In My Day
在我那个年代
Russell Baker
拉赛尔·贝克
At the age of eighty my mother had her last bad fall, and after that her mind wandered free through time. Some days she went to weddings and funerals that had taken place half a century earlier. On others she presided over family dinners cooked on Sunday afternoons for children who were now gray with age. Through all this she lay in bed but moved across time, traveling among the dead decades with a speed and ease beyond the gift of physical science.
母亲80岁时狠狠地摔了一跤,这是她最后一次摔得这么严重。此后她的大脑便开始在时间长河中自在地神游。有时候她认为自己是去参加婚礼或葬礼,而这些婚礼或葬礼其实是半个世纪前举行的。有时候她又会沉浸于在星期天下午为孩子们做晚餐的情景中,而这些孩子们现在已到了两鬓斑白的年纪。尽管她卧病在床,她的思绪却能穿越时空,飞快自如地在已逝去的岁月里穿梭,这些依靠自然科学可办不到。
Where's Russell? she asked one day when I came to visit at the nursing home.
“拉赛尔在哪儿?”有一天我去养老院探望时她问道。
I'm Russell, I said.
“我就是拉赛尔。
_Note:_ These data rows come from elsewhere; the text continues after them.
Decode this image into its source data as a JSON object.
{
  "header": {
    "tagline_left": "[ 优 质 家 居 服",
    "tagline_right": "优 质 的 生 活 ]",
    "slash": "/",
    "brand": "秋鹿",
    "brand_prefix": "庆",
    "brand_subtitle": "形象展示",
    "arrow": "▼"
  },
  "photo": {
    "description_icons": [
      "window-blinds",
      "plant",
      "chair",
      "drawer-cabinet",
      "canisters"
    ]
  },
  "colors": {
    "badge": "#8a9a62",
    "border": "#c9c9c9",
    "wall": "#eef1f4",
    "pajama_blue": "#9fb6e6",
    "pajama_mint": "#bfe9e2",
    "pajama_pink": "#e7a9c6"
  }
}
”我说。
She gazed at this improbably overgrown figure out of an inconceivable future and promptly dismissed it.
她凝视着人高马大的我,难以想象她的儿子会长这么大,于是立即否认了我的话。
Russell's only this big, she said, holding her hand, palm down, two feet from the floor. That day she was a young country wife in the backyard with a view of hazy blue Virginia mountains behind the apple orchard, and I was a stranger old enough to be her father.
“拉赛尔只有这么大。”她说着,将手抬起约离地两英尺,掌心向下比划了一下。那时的她是那个站在后院的年轻村妇,从后院可以看到苹果园后面暮霭蒙蒙的弗吉尼亚群山我对她来说是一个年纪大得足以做她父亲的陌生人。
Early one morning she phoned me in New York. "Are you coming to my funeral today?" she asked.
一天清晨,她给在纽约的我打电话,“你今天来参加我的葬礼吗?”她问道。
It was an awkward question with which to be awakened. "What are you talking about, for God's sake?" was the best reply I could manage.
这个怪异的问题使我睡意全无:“看在上帝的份上!您在说什么?”这是我所能给出的最好回答。
I'm being buried today, she declared briskly, as though announcing an important social event.
“今天'我就要下葬了。”她轻快地说,就像在宣布一项重大的社会事件。